The frequency of oscillations of a pendulum varies inversely as the square root of the length of the pendulum. If a pendulum of length 25 feet oscillates with a frequency of 100 swings per minute, what would be the frequency of a pendulum of length 16 feet?
f = k(1/√l)
given: when l = 25 when f = 100
100 = k(1/√100) ----> k = 1000
so f = 1000(1/√l)
plug in l = 16 to find f
What is L?
To solve this problem, we can use the formula for inverse variation:
y = k/x
where y represents the frequency of oscillations, x represents the length of the pendulum, and k is a constant.
We are given that the frequency of a pendulum of length 25 feet is 100 swings per minute. Plugging this into the formula:
100 = k/25
To find the value of k, we can multiply both sides of the equation by 25:
100 * 25 = k
k = 2500
Now, we can use this value of k to find the frequency for a pendulum of length 16 feet:
y = 2500/x
y = 2500/16
Simplifying, we get:
y = 156.25
Therefore, the frequency of a pendulum of length 16 feet would be 156.25 swings per minute.
To solve this problem, we can use the concept of inverse variation. Inverse variation states that when two variables are inversely proportional, their product remains constant.
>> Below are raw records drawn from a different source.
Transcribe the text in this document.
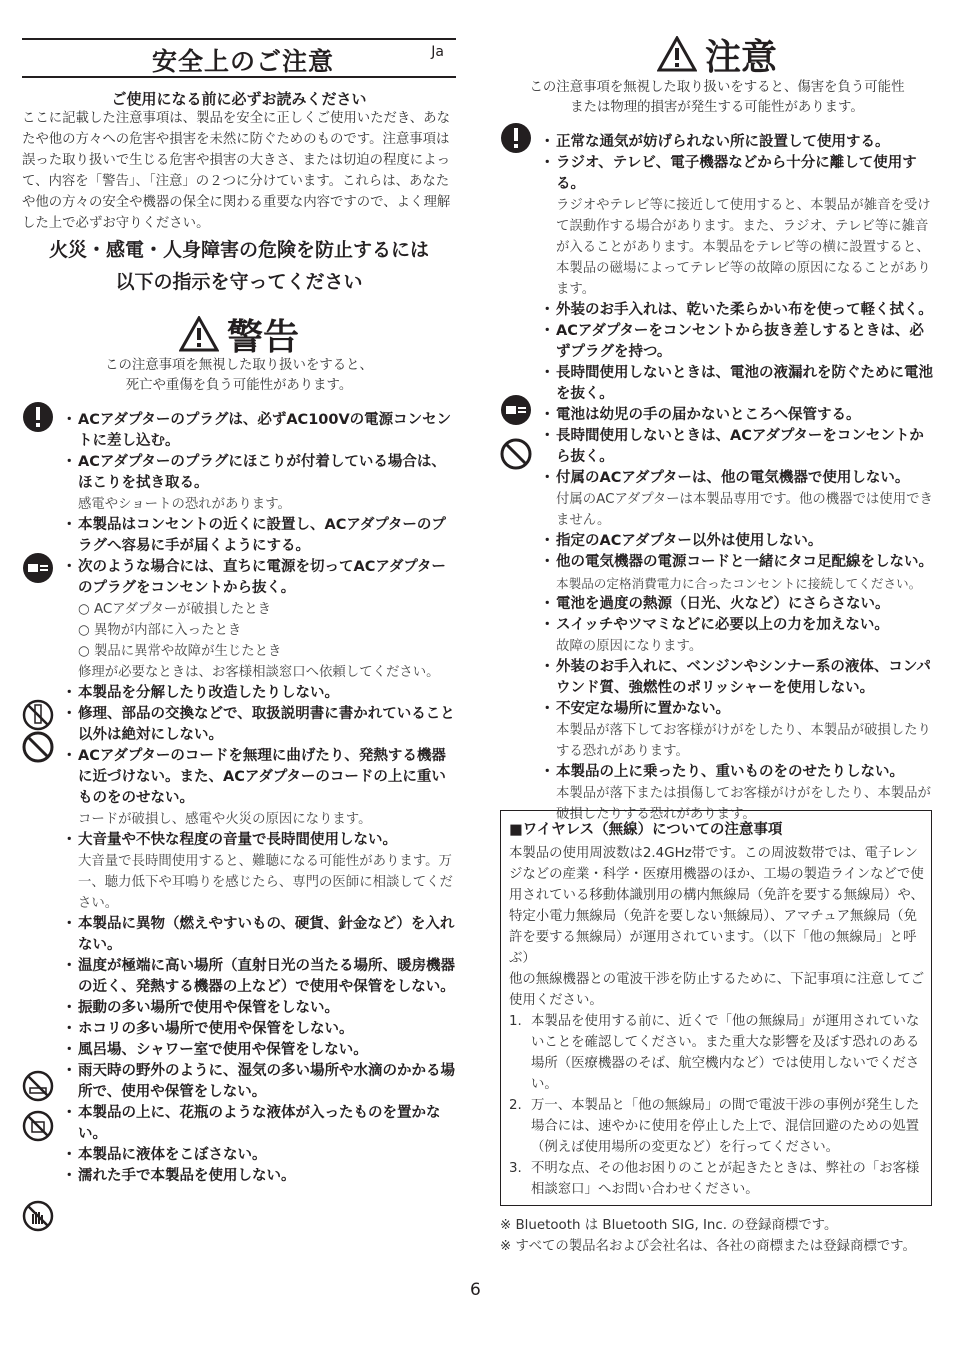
安全上のご注意	Ja
ご使用になる前に必ずお読みください
ここに記載した注意事項は、製品を安全に正しくご使用いただき、あなたや他の方々への危害や損害を未然に防ぐためのものです。注意事項は誤った取り扱いで生じる危害や損害の大きさ、または切迫の程度によって、内容を「警告」、「注意」の２つに分けています。これらは、あなたや他の方々の安全や機器の保全に関わる重要な内容ですので、よく理解した上で必ずお守りください。
火災・感電・人身障害の危険を防止するには
以下の指示を守ってください
警告
この注意事項を無視した取り扱いをすると、
死亡や重傷を負う可能性があります。
・ ACアダプターのプラグは、必ずAC100Vの電源コンセントに差し込む。
・ ACアダプターのプラグにほこりが付着している場合は、ほこりを拭き取る。
感電やショートの恐れがあります。
・ 本製品はコンセントの近くに設置し、ACアダプターのプラグへ容易に手が届くようにする。
・ 次のような場合には、直ちに電源を切ってACアダプターのプラグをコンセントから抜く。
○ ACアダプターが破損したとき
○ 異物が内部に入ったとき
○ 製品に異常や故障が生じたとき
修理が必要なときは、お客様相談窓口へ依頼してください。
・ 本製品を分解したり改造したりしない。
・ 修理、部品の交換などで、取扱説明書に書かれていること以外は絶対にしない。
・ ACアダプターのコードを無理に曲げたり、発熱する機器に近づけない。また、ACアダプターのコードの上に重いものをのせない。
コードが破損し、感電や火災の原因になります。
・ 大音量や不快な程度の音量で長時間使用しない。
大音量で長時間使用すると、難聴になる可能性があります。万一、聴力低下や耳鳴りを感じたら、専門の医師に相談してください。
・ 本製品に異物（燃えやすいもの、硬貨、針金など）を入れない。
・ 温度が極端に高い場所（直射日光の当たる場所、暖房機器の近く、発熱する機器の上など）で使用や保管をしない。
・ 振動の多い場所で使用や保管をしない。
・ ホコリの多い場所で使用や保管をしない。
・ 風呂場、シャワー室で使用や保管をしない。
・ 雨天時の野外のように、湿気の多い場所や水滴のかかる場所で、使用や保管をしない。
・ 本製品の上に、花瓶のような液体が入ったものを置かない。
・ 本製品に液体をこぼさない。
・ 濡れた手で本製品を使用しない。
注意
この注意事項を無視した取り扱いをすると、傷害を負う可能性
または物理的損害が発生する可能性があります。
・ 正常な通気が妨げられない所に設置して使用する。
・ ラジオ、テレビ、電子機器などから十分に離して使用する。
ラジオやテレビ等に接近して使用すると、本製品が雑音を受けて誤動作する場合があります。また、ラジオ、テレビ等に雑音が入ることがあります。本製品をテレビ等の横に設置すると、本製品の磁場によってテレビ等の故障の原因になることがあります。
・ 外装のお手入れは、乾いた柔らかい布を使って軽く拭く。
・ ACアダプターをコンセントから抜き差しするときは、必ずプラグを持つ。
・ 長時間使用しないときは、電池の液漏れを防ぐために電池を抜く。
・ 電池は幼児の手の届かないところへ保管する。
・ 長時間使用しないときは、ACアダプターをコンセントから抜く。
・ 付属のACアダプターは、他の電気機器で使用しない。
付属のACアダプターは本製品専用です。他の機器では使用できません。
・ 指定のACアダプター以外は使用しない。
・ 他の電気機器の電源コードと一緒にタコ足配線をしない。
本製品の定格消費電力に合ったコンセントに接続してください。
・ 電池を過度の熱源（日光、火など）にさらさない。
・ スイッチやツマミなどに必要以上の力を加えない。
故障の原因になります。
・ 外装のお手入れに、ベンジンやシンナー系の液体、コンパウンド質、強燃性のポリッシャーを使用しない。
・ 不安定な場所に置かない。
本製品が落下してお客様がけがをしたり、本製品が破損したりする恐れがあります。
・ 本製品の上に乗ったり、重いものをのせたりしない。
本製品が落下または損傷してお客様がけがをしたり、本製品が破損したりする恐れがあります。
■ワイヤレス（無線）についての注意事項
本製品の使用周波数は2.4GHz帯です。この周波数帯では、電子レンジなどの産業・科学・医療用機器のほか、工場の製造ラインなどで使用されている移動体識別用の構内無線局（免許を要する無線局）や、特定小電力無線局（免許を要しない無線局）、アマチュア無線局（免許を要する無線局）が運用されています。（以下「他の無線局」と呼ぶ）
他の無線機器との電波干渉を防止するために、下記事項に注意してご使用ください。
1. 本製品を使用する前に、近くで「他の無線局」が運用されていないことを確認してください。また重大な影響を及ぼす恐れのある場所（医療機器のそば、航空機内など）では使用しないでください。
2. 万一、本製品と「他の無線局」の間で電波干渉の事例が発生した場合には、速やかに使用を停止した上で、混信回避のための処置（例えば使用場所の変更など）を行ってください。
3. 不明な点、その他お困りのことが起きたときは、弊社の「お客様相談窓口」へお問い合わせください。
※ Bluetooth は Bluetooth SIG, Inc. の登録商標です。
※ すべての製品名および会社名は、各社の商標または登録商標です。
6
In this case, let's assume that the frequency of oscillations (f) is inversely proportional to the square root of the length of the pendulum (L). Mathematically, we can write it as:
f ∝ 1/√L
Where ∝ represents proportional.
To find the constant of variation, we need to find the product of f and √L for a given pendulum. In this case, we have a pendulum of length 25 feet oscillating with a frequency of 100 swings per minute.
So, f * √L = k, where k is the constant of variation.
Plugging in the values, we get:
100 * √25 = k
100 * 5 = k
k = 500
Now that we have the constant of variation, we can use it to find the frequency of a pendulum of length 16 feet.
Let's call this frequency f2 and length L2. We want to find f2.
Using the formula again, we have:
f2 * √L2 = k
Plugging in the values:
f2 * √16 = 500
f2 * 4 = 500
f2 = 500/4
f2 = 125
Therefore, the frequency of a pendulum of length 16 feet would be 125 swings per minute.